My lecturer told me about it. He said to use it for my metronome as it doesn’t require any audio inputs. He gave me this code but i can’t get it to work:

in my metronome .h
	bool metroCallback(float** outputChannelData,
					   int totalNumOutputChannels,
					   int numSamples);

in my metronome.cpp
bool metroCallback(float** outputChannelData,
				   int totalNumOutputChannels,
				   int numSamples)
{
	etc
}

He then said that you could have this called from a main audioCallback in another class dedicated to audio along with the audioTransportSource that i’m also using.
Cheers

  • Just make your metronome class inherit from AudioProcessor.
  • Override all the methods with relevant (or dummy) values, like for example : virtual bool acceptsMidi() { return false;} and so on.
  • Override processBlock with the code your lecturer gave you.
  • Finally, put this metronome inside an AudioProcessorGraph, add an output node, create an AudioProcessorPlayer and use it as your main callback.

Hey Joe,

The reply from Jules I guess is triggered by the fact that the nomenclature of “audio callback” is that it is the closest function/method you have towards an audio device. Thereby “wrap” loses its meaning, as there can only be one audio callback. OTOH, what functions you call from the “audio callback” is wholly up to you, which is I guess what your lecturer really meant.

Regards,
/R

I think what he means is that you can register your metronome class with an AudioDeviceManager from another class.
For example if you had your main component which is also an AudioIOCallback which deals with your main audio processing you probably have an instance of AudioDeviceManager inside it and are adding your main callback with

manager.addAudioCallback(this); after you have initialised your manager.

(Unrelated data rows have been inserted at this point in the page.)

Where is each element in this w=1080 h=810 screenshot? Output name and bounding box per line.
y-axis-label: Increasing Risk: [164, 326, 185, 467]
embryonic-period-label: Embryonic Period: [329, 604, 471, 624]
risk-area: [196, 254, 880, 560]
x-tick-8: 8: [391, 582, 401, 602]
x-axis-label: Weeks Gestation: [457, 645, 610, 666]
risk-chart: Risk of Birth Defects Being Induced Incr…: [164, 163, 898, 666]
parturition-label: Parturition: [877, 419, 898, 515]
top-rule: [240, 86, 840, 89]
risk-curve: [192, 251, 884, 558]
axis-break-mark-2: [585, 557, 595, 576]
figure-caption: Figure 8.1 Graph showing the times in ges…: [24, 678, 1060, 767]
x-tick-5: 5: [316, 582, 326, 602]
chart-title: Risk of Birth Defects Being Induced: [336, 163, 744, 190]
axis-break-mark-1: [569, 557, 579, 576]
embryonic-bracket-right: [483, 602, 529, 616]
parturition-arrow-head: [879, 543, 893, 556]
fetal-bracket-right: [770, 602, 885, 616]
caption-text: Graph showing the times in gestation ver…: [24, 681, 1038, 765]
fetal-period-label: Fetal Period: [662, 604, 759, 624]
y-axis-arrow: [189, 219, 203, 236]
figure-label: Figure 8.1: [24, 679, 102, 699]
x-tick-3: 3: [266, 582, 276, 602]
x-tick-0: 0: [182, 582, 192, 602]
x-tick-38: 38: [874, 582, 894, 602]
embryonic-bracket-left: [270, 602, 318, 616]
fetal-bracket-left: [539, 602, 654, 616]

You can then create an instance of your metronome and add it to the same manager so it’s callback will be called after your main one:

metronome = new Metronome(); manager.addAudioCallback(metronome);

Your metronome can then do all it’s sample counting, clicks etc. in it’s own callback and you don’t have to worry about that in your main audio callback.

Obviously as previously mentioned there are many ways of doing this sort of thing and this may not be the ‘best’ but I think it is the simplest.

Thank you, i will try this out.

Joe

Hey…just throwing this out there, but writing a ‘1’ followed by a ‘-1’ float value to the audio output stream makes a great ‘tick’ sound…you can’t miss it!